September 2018

 In my doctoral thesis, I introduced how to realize NFV service chains at the emerging and utterly challenging link speeds at 100 Gbps using commodity hardware, while obliterating latency.


May 2018

My latest research is featured in the ACM Technews, PHYS.ORG, ECN, and KTH.


April 2018

In our NSDI 2018 paper "Metron: NFV Service Chains at the True Speed of the Underlying Hardware", we focus on how to realize high performance NFV service chains at the true speed of the underlying hardware. We solve this challenging problem by exploiting the synergy between available network resources (i.e., programmable switches and network cards) and commodity servers, while eliminating inter-core communication among the service chain components. We demonstrate, via 40-Gbps and 100-Gbps experiments, that our approach achieves: (i) 2.75-6.5x better efficiency, (ii) up to 4.7x lower latency, and (iii) up to 7.8x higher throughput than the state of the art.


February 2017

In our SCC journal article, we built an NFV profiler that tracks the movement of packets across the system’s memory hierarchy by collecting key hardware and OS-level performance counters.
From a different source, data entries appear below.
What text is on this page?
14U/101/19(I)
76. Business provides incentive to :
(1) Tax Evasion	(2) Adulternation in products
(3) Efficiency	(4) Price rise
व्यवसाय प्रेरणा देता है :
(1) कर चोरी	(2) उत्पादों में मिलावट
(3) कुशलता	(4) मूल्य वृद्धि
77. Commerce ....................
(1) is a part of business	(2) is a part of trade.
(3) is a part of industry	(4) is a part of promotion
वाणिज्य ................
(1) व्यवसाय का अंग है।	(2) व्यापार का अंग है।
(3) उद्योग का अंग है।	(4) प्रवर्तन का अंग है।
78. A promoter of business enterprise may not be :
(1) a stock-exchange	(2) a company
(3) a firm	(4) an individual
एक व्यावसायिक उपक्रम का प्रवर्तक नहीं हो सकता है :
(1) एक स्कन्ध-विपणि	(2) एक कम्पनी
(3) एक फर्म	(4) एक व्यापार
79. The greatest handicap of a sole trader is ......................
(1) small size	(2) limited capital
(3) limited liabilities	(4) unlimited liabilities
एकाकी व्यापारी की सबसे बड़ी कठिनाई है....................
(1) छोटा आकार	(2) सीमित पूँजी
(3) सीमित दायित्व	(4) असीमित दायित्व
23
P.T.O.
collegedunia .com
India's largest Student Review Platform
Leveraging the profiler’s data, our Service Chain Coordinator’s (SCC) runtime accelerates user-space NFV service chains by carefully combining scheduling with I/O multiplexing. Specifically, with SCC service chains are granted enough time for processing an entire batch of packets before yielding a CPU, thereby greatly reducing context switching. SCC results in three-fold latency reduction due to cache and main memory utilization improvements. More importantly, SCC reduces the latency variance of NFV service chains by up to 40x compared to standard FastClick service chains by making the average case for an NFV chain to perform as well as the best case.


November 2016

In our SNF journal article, we present a framework that synthesizes (S) network function (NF) service chains by eliminating redundant I/O and repeated elements, while consolidating stateful cross layer packet operations across the chain. SNF uses graph composition and set theory to determine traffic classes handled by a service chain composed of multiple elements. It then synthesizes each traffic class using a minimal set of new elements that apply single-read-single-write and early-discard operations. SNF realizes stateful and long service chains at 40 Gbps throughput with low latency on only one machine with 8 CPU cores. This performance is up to 8.5x greater than the state of the art FastClick NFV framework.